In line with the strengthening of a digital or mobile economy, we see Chinese OEMs presenting real challenges to global OEM leaders, both in the domestic Chinese markets and globally. Clear examples in the Chinese market are local OEMs Xiaomi, Huawei, and Lenovo, especially, with ZTE and others close behind. There is fierce competition for local and regional leadership, and to unseat Samsung, in particular, with goals of global, smartphone market leadership. The rise of Chinese smartphone OEMs is a result of the very same market opportunities that they have created by leveraging their understanding of local, consumer demands and by utilizing new go-to market strategies. For example, Xiaomi pursued the internet-only shop strategy to sell their smartphones over costly marketing campaigns rooted in brick-and-mortar shops, strategies employed by global leaders Apple and Samsung.
These new OEMs are able to compete head-to-head with global leaders in their local markets, which is shaking up the global smartphone market. The competitive advantage that these OEMs are seizing upon is their local market knowledge; plus, their smartphones are loaded with highly competitive features and components, while meeting important price-points (China is currently testing and expanding 4G LTE networks). Notably, the components and panels also come from leading global chip and panel manufacturers, underscoring that these devices are not second-tier.
The mobile economy is new growth
Even current traditional economic models forecast healthy growth for many emerging economies. But when you factor in what these models are missing – particularly, the transition to technology-based mobile economies – the future growth opportunities for electronics players in emerging markets is very bright.

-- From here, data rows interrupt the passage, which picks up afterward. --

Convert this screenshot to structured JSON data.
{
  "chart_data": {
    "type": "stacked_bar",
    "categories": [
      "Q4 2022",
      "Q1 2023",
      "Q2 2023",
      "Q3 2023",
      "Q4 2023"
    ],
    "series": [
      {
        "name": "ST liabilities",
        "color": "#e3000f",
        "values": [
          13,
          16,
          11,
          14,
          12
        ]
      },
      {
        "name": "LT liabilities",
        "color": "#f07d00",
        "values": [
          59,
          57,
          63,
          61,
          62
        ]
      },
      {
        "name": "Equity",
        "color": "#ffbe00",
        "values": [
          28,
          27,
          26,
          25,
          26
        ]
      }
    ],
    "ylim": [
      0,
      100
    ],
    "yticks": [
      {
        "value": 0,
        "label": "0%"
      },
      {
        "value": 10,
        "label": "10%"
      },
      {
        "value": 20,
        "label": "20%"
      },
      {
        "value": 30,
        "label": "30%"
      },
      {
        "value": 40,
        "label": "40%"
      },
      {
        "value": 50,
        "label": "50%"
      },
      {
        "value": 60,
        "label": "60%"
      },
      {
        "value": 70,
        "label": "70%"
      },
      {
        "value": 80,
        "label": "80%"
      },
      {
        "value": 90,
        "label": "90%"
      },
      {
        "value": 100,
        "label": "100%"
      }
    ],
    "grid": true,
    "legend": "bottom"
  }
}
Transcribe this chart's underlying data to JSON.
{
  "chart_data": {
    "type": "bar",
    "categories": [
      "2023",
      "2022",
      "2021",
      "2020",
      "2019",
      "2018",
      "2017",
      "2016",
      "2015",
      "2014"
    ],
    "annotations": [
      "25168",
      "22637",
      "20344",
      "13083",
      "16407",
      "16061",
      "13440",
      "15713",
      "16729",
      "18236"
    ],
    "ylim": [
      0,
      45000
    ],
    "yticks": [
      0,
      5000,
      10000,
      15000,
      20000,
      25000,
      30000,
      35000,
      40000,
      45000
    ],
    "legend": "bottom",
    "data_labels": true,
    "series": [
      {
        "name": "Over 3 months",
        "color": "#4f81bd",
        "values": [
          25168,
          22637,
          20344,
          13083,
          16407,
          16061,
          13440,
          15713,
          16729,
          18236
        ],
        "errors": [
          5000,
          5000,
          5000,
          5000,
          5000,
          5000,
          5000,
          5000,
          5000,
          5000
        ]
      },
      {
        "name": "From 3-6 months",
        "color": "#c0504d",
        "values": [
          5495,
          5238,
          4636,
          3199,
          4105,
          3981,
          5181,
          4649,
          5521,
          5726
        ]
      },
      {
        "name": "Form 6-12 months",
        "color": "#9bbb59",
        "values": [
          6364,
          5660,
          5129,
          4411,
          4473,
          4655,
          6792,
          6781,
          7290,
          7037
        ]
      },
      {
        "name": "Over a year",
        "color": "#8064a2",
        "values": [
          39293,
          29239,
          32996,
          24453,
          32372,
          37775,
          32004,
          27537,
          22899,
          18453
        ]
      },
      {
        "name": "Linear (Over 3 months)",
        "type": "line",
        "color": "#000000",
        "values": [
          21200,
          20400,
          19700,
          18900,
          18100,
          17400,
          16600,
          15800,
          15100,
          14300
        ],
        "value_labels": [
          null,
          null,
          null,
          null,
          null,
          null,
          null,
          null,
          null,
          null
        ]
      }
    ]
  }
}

New economic changes in BRIC are opening competition and favoring local companies in the still-hotly-contested smartphone and CE device markets. As a result, market share for global OEM leaders such as Samsung is sliding, such as in China, where new competitors leverage local market knowledge with innovative and agile strategies. We expect to see additional shifts in market share and challenges to leadership positions in regional markets in 2015. If you consider the new economic environment that we see in China and India, in particular, it is clear that we need to rethink how we will evaluate opportunities and risk going forward. Our models are not capturing the important changes and the new world order that IoT and the mobile economy have ushered in. The competitive arena and changes in leadership within the smartphone market is just one clear example of the larger changes taking place in emerging economies. These changes should not be ignored, nor glossed over by focusing only on downward growth level revisions; to do so would be missing a very real opportunity and shift that is poised to sustain long-term growth, but is not well captured in most current models.